Seda Suna UÇAKAN’ın kaleminden çıkan “Yarım Kal” şiiri, fankit olarak yayınlandı ve ilgilileri için hazır olarak beklemekte. Bu fankiti incelerken, fankitin doğasını tamamlayan eserlere de değinmenin şart olduğu açıktır. Hayri GÜNTEK’in tasarımı ile başlayıp sonrasında şiire geçmek daha sağlam adımlar verecektir bizlere…
Bu incelemeyi tamamlamak için on bin yıl önce gerçekleştirilmeye başlanmış; tanrısallığı, kainatı, hissetmeyi ya da soyut olarak var olan bir şeyi simgelemeyi (somutlandırmayı) hedefleyen mandala sanatına bakmamız gerekir. İç içe geçen sembollerin belirli bir simetri ile yayılması sonucunda, görsel olarak bizlere bir düzeni göstermesi olan bu sanat dalında, şimdi de, şekillerin dizilimi kadar, dizelerin dizilimi de gerçekleştirilmiş. Zaten görsel dinginlik arasından çıkacak fikirler de ancak bu mantıkla yerleşebilirdi kâğıtlara…
Peki, bu tasarımı mandala sanatına benzetmemiz tesadüf mü? Hayır. Hiç değil. Hint kültürüne bağlı bir hava olmasından dolayı değil, temasal olarak uyum sağlayan tasarım/şiir çalışması olduğu için bu konuya değindim. Bu açıklamaya, özellikle 6. ve 7. sayfalarda betimlenen şekillerin, Rorschach testine benzerliğini de katabiliriz. Okuyucu, şiirin anlatısını yakalamak için mistik bir havaya sokulmuş, kişilik ve duygusal durumlarını uyaranlarla da pekiştirilmiş bir ortamda şiirini okuyor. İmgelem ve simgelem sevdalılarının beğenisini kazanacak bir tasarım olmuş.
Bu mistik havayı, elimizden geldiğince, tasvir ettikten sonra kendimizi dizelere teslim ediyoruz. Şiirin ilk iki bölümünde, hızlıca bulunduğumuz konum tanımlanıyor. İnatçı zaman içerisinde yaşananlar/yaşanabilecekler ise tüm inançsal yönleriyle üçüncü bölümde bizleri karşılıyor (bkz. Osiris dini). Dördüncü ve beşinci bölümler, “Hazırlık geliyor.” şeklinde yorumlanabilir. Çünkü bu bölümden sonra durmuyor, anlamlandırıyor, betimliyor, olanı anlatıp gördüğünü dillendiriyor… Ta ki şiirin sonuna kadar.

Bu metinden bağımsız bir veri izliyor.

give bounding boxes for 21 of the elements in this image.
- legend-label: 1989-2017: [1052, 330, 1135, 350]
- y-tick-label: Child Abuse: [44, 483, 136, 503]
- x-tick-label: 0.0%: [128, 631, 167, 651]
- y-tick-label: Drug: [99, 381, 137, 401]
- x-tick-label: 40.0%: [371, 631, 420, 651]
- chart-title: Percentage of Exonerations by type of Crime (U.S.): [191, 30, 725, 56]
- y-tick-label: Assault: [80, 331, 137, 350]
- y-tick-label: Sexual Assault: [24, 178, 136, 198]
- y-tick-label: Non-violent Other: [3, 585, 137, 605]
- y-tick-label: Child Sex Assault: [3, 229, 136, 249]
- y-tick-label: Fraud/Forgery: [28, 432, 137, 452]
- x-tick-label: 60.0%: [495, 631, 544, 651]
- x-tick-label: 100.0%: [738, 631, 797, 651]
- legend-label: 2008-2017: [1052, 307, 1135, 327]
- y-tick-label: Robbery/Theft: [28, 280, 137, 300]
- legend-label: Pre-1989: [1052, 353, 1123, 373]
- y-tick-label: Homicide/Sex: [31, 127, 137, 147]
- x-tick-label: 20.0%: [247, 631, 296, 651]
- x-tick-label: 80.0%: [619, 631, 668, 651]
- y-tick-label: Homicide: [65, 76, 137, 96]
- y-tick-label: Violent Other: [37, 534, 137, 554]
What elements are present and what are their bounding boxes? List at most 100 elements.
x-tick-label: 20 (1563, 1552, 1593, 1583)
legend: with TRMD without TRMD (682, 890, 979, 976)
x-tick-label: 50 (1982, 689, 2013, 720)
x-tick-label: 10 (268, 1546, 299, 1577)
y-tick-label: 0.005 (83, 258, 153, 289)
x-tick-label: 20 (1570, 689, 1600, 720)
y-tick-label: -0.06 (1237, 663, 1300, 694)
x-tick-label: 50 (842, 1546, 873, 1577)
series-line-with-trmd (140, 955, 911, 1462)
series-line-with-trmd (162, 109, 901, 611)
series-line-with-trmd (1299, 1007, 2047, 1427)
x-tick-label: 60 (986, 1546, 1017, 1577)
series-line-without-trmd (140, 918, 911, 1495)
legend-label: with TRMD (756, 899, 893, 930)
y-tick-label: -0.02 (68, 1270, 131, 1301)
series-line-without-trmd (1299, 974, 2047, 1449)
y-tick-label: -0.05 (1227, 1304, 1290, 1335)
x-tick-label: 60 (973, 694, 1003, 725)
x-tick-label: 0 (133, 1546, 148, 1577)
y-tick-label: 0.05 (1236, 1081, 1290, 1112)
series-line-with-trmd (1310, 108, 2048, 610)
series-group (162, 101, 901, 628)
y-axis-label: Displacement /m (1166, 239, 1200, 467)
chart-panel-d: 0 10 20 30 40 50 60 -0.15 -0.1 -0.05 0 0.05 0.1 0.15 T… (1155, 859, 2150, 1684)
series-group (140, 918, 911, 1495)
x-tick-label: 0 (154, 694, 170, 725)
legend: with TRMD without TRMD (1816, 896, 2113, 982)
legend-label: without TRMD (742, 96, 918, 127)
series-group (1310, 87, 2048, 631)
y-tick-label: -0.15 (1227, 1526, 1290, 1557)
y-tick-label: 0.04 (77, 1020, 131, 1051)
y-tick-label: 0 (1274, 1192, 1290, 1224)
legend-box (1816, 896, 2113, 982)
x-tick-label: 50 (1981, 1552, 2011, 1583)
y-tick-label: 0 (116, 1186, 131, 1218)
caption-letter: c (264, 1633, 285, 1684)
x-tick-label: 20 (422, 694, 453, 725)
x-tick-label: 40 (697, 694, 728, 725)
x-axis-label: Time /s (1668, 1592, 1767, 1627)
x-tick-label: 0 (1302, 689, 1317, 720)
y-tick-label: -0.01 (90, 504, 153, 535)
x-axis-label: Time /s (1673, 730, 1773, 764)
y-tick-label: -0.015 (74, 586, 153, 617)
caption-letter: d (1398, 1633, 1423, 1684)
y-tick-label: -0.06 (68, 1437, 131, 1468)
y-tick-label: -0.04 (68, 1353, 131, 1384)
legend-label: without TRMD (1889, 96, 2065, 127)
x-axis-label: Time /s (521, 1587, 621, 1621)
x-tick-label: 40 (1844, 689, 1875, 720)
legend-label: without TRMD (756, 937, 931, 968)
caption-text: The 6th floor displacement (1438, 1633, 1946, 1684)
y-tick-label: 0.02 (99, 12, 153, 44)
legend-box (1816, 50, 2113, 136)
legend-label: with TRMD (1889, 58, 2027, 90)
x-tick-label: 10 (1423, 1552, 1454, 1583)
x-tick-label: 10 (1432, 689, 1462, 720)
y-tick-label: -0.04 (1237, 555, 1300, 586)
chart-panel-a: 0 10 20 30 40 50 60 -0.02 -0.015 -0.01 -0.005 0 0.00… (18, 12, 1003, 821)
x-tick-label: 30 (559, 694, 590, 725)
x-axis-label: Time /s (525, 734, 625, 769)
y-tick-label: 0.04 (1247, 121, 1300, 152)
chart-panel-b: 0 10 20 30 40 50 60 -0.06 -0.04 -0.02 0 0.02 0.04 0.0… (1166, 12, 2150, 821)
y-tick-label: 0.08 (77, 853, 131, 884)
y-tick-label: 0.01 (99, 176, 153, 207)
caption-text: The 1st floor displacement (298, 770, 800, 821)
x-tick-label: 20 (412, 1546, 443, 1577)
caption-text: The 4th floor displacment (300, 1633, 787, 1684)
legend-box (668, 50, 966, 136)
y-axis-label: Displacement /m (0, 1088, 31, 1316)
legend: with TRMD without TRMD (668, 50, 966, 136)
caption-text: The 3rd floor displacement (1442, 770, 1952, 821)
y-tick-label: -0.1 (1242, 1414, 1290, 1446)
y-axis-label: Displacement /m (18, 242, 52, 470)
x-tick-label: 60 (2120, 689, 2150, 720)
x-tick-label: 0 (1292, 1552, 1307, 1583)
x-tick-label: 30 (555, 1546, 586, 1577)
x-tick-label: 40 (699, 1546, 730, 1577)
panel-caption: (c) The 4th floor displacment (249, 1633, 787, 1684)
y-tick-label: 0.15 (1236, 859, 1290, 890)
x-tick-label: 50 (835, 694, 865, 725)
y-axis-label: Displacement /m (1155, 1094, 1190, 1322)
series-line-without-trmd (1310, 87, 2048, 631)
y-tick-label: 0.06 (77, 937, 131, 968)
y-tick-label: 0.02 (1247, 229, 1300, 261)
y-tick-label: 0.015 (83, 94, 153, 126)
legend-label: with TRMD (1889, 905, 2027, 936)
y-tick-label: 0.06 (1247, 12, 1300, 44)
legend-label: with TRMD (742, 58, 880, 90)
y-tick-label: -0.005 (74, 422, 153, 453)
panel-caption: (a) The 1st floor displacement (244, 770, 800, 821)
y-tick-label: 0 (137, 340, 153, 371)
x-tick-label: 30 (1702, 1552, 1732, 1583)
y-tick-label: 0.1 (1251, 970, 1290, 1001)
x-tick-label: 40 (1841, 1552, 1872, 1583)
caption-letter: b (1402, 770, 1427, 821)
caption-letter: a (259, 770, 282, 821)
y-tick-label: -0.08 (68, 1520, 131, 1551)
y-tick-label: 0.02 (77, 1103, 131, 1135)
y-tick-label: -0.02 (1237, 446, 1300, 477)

Bunca anlatı yaptım ancak aklınızda bir şeyler oluşmadı mı? Kısacık bir alıntıyla gözlerinizi açalım: “Ayaklarından başlıyor insan; çocukluğunu giyinmeye…”
Kaleminize ve emeğinize sağlık. Böylesi çalışmaları raflarda daha sık görmek isteriz.
Fanzin yürüyor!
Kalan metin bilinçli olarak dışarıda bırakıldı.